Diego0511 · October 8, 2021, 8:46am

Hello, I’ve trained a link prediction model using dgl, I am wondering how to use this model to increase the link numbers of my graph.

Rhett-Ying · October 8, 2021, 9:44am

Do you want to obtain node embeddings from trained model and link nodes in graph according to embeddings which has high value of dot product?

As mentioned in 5.3 Link Prediction — DGL 0.8 documentation, node embeddings could be obtained. There are multiple ways of using the node embeddings. Examples include training downstream classifiers, or doing nearest neighbor search or maximum inner product search for relevant entity recommendation.

Diego0511 · October 8, 2021, 10:54am

Yep. I’ve already obtained a link prediction model, I use dot product score to minimize the loss. But I am confused how I can actually use this model to increase the link numbers in my graph

Rhett-Ying · October 9, 2021, 1:26am

then did you try to obtain node embedding like the link I showed: node_embeddings = model.sage(graph, node_features), then link nodes which has high dot product on embedded feature? is this what you want: increase link numbers in graph? or could you explain more on increase link numbers?

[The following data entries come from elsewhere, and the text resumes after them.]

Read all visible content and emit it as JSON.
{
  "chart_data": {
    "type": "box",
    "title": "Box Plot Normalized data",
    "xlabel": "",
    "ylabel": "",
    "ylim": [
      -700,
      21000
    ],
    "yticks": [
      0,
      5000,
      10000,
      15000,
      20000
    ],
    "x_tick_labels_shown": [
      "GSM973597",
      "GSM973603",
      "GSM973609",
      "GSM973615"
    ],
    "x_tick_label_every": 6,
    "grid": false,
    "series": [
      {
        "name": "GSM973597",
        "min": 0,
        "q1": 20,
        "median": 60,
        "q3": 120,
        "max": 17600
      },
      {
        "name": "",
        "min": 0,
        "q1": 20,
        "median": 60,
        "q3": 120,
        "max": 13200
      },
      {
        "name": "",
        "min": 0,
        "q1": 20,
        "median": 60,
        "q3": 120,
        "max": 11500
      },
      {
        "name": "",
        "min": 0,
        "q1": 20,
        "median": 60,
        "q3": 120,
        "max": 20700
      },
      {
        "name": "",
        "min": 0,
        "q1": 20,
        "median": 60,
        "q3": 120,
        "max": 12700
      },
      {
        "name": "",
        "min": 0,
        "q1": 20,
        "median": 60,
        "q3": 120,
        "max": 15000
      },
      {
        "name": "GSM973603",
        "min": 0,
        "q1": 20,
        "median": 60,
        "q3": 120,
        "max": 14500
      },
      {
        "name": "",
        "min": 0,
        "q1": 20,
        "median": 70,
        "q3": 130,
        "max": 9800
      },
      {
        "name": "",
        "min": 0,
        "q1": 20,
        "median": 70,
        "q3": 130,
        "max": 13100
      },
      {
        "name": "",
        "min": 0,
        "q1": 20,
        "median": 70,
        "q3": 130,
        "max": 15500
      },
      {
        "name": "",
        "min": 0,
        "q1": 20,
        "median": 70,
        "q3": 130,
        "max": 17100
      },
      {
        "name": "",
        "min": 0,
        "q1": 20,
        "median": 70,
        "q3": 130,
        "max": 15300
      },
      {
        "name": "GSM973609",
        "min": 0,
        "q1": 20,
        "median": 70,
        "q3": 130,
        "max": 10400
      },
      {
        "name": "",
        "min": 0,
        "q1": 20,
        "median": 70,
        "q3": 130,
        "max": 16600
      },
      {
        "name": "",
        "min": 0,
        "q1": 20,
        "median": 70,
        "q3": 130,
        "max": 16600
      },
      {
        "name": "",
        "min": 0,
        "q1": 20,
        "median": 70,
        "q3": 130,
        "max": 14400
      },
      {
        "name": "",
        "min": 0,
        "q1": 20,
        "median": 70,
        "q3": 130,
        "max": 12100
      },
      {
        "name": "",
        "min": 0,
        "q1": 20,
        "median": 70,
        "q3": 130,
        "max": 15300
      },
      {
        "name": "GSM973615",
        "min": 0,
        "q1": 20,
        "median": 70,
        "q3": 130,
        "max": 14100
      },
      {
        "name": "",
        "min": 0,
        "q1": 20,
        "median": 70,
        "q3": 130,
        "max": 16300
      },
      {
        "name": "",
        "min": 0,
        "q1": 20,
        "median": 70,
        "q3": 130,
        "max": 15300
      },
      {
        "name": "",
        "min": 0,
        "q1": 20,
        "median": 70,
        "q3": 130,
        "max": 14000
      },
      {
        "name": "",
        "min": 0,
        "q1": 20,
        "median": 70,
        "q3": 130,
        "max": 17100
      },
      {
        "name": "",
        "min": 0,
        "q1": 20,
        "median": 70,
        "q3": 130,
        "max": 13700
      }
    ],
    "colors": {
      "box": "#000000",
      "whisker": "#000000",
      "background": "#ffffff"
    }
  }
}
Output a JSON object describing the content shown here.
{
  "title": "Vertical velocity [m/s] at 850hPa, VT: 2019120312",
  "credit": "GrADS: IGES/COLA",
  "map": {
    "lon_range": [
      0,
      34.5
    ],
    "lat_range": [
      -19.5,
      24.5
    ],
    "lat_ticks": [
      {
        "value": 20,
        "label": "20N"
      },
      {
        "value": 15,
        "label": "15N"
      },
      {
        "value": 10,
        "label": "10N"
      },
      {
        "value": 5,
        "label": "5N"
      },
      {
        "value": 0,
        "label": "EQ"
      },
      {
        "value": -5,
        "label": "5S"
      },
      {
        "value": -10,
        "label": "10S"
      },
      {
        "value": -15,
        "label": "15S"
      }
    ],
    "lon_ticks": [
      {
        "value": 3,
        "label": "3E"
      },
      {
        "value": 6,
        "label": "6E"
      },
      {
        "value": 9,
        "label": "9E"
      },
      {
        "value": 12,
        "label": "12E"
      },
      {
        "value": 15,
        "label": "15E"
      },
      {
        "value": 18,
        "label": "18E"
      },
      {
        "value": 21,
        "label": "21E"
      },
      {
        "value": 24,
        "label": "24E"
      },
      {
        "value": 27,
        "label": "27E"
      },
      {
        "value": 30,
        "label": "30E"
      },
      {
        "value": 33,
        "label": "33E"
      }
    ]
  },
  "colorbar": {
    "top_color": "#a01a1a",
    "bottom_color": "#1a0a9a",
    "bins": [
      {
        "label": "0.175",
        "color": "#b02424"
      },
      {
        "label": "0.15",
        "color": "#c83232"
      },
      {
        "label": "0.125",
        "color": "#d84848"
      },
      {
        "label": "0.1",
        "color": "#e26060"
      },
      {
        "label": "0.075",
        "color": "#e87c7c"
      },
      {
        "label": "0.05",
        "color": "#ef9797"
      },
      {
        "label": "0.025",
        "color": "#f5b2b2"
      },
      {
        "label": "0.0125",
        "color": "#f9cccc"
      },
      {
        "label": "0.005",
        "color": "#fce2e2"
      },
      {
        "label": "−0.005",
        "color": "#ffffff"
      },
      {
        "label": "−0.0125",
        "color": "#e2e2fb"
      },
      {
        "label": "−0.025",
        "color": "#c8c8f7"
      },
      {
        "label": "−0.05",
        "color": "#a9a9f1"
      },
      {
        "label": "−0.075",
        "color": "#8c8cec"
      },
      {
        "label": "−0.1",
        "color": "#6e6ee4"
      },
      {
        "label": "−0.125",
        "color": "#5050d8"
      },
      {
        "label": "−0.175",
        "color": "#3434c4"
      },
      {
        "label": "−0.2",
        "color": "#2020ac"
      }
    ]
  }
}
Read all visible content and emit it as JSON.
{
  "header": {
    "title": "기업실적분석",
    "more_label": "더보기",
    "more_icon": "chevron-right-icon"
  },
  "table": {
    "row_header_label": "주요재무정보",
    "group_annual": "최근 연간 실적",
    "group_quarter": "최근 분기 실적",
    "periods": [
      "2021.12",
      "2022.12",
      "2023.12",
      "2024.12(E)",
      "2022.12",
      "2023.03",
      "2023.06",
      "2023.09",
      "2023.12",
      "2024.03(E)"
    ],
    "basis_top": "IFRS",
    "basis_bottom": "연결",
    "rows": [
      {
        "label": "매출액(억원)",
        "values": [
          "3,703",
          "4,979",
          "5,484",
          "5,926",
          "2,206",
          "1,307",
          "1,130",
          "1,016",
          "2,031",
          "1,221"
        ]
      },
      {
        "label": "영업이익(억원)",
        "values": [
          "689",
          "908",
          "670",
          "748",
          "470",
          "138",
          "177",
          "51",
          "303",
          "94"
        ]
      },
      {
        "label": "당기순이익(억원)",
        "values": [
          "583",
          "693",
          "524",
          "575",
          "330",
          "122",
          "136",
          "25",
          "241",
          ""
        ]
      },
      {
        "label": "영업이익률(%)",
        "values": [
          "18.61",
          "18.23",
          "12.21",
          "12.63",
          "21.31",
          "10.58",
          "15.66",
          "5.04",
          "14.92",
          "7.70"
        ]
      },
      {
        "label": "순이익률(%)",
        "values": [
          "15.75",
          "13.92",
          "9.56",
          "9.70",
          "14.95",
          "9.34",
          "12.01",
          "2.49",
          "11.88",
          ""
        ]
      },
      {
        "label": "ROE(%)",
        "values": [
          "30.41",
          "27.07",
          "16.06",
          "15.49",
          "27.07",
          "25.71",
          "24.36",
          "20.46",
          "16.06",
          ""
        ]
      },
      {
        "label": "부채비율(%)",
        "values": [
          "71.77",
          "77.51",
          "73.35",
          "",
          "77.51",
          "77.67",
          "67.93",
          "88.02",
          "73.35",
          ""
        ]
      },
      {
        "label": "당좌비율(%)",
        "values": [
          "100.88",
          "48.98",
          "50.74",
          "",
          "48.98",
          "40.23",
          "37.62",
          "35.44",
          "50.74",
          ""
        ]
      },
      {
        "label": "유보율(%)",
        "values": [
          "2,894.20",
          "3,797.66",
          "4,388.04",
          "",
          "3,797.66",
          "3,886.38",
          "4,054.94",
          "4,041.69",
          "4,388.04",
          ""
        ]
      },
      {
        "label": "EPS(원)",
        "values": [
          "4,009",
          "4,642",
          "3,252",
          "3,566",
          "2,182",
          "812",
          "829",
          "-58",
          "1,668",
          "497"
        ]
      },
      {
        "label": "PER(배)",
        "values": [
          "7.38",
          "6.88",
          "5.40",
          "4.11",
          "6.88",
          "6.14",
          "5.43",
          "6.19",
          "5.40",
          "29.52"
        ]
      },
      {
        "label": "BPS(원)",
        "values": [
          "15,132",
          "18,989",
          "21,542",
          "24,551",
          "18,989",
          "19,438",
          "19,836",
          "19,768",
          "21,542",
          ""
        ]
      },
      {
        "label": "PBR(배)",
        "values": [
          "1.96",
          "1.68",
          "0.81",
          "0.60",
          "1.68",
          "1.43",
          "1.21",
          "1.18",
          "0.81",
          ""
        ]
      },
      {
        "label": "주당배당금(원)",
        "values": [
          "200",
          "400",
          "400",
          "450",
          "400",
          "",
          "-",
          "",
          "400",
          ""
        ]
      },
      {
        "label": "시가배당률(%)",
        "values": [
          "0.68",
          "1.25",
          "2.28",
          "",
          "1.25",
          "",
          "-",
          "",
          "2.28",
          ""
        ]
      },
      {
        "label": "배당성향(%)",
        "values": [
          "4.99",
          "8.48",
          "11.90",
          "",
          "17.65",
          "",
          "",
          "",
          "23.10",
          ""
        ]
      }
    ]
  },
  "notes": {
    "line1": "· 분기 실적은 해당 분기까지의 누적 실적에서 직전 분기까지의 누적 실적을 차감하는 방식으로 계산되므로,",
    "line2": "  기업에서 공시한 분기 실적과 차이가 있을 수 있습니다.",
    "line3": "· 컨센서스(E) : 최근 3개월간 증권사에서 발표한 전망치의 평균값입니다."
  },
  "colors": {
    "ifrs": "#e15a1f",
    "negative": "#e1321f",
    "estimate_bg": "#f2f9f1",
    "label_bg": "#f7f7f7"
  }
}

Diego0511 · October 9, 2021, 5:30am

So basically I have a link prediction model and want to use it to predict if there will be links between those unconnected nodes. But I don’t know how to apply my model to iterate those unconnected nodes, do I need a dataloader or something?

Rhett-Ying · October 9, 2021, 5:46am

once obtain the node embeddings, go through all node pairs directly and compute dot products, then link them if the value is greater than a threshold. there exist N*(N-1)/2 pairs.

Diego0511 · October 9, 2021, 5:48am

Yep, that’s my problem. I am confused how to go through all node pairs, could you please give me an example showing how to do this?

Rhett-Ying · October 9, 2021, 6:11am

below one is not efficient.
node_embeddings = model.sage(graph, node_features) N = graph.num_nodes() u=[], v=[] for i in range(N): for j in range(i+1, N): value = dot_product(node_embeddings[i], node_embeddings[j) if value > threshold: u.append(i) v.append(j) graph.add_edges(u,v)

Diego0511 · October 9, 2021, 6:38am

Cool, I got the idea. I am still wondering if there is a efficient way to do this cause my graph is pretty huge. Btw, I followed Stochastic Training of GNNs tutorial to train my model, how to obtain node embeddings in this case?

Rhett-Ying · October 9, 2021, 6:50am

model.gcn(graph, node_features)?

Rhett-Ying · October 9, 2021, 6:56am

as for the efficiency on large graph, how about adding edges first, then calling graph.apply_edges(dgl.function.u_dot_v('x', 'x', 'score')) to compute dot products on edges. then remove edges which has low dot product. as N(num_nodes) is very large, maybe sample some of them to measure whether link exists is an option, not go through all possible pairs~N^2)?

Diego0511 · October 9, 2021, 8:34am

emmm…yep, that sounds compromising, but I am worrying about the accuracy if we do this way

system · November 8, 2021, 8:35am

This topic was automatically closed 30 days after the last reply. New replies are no longer allowed.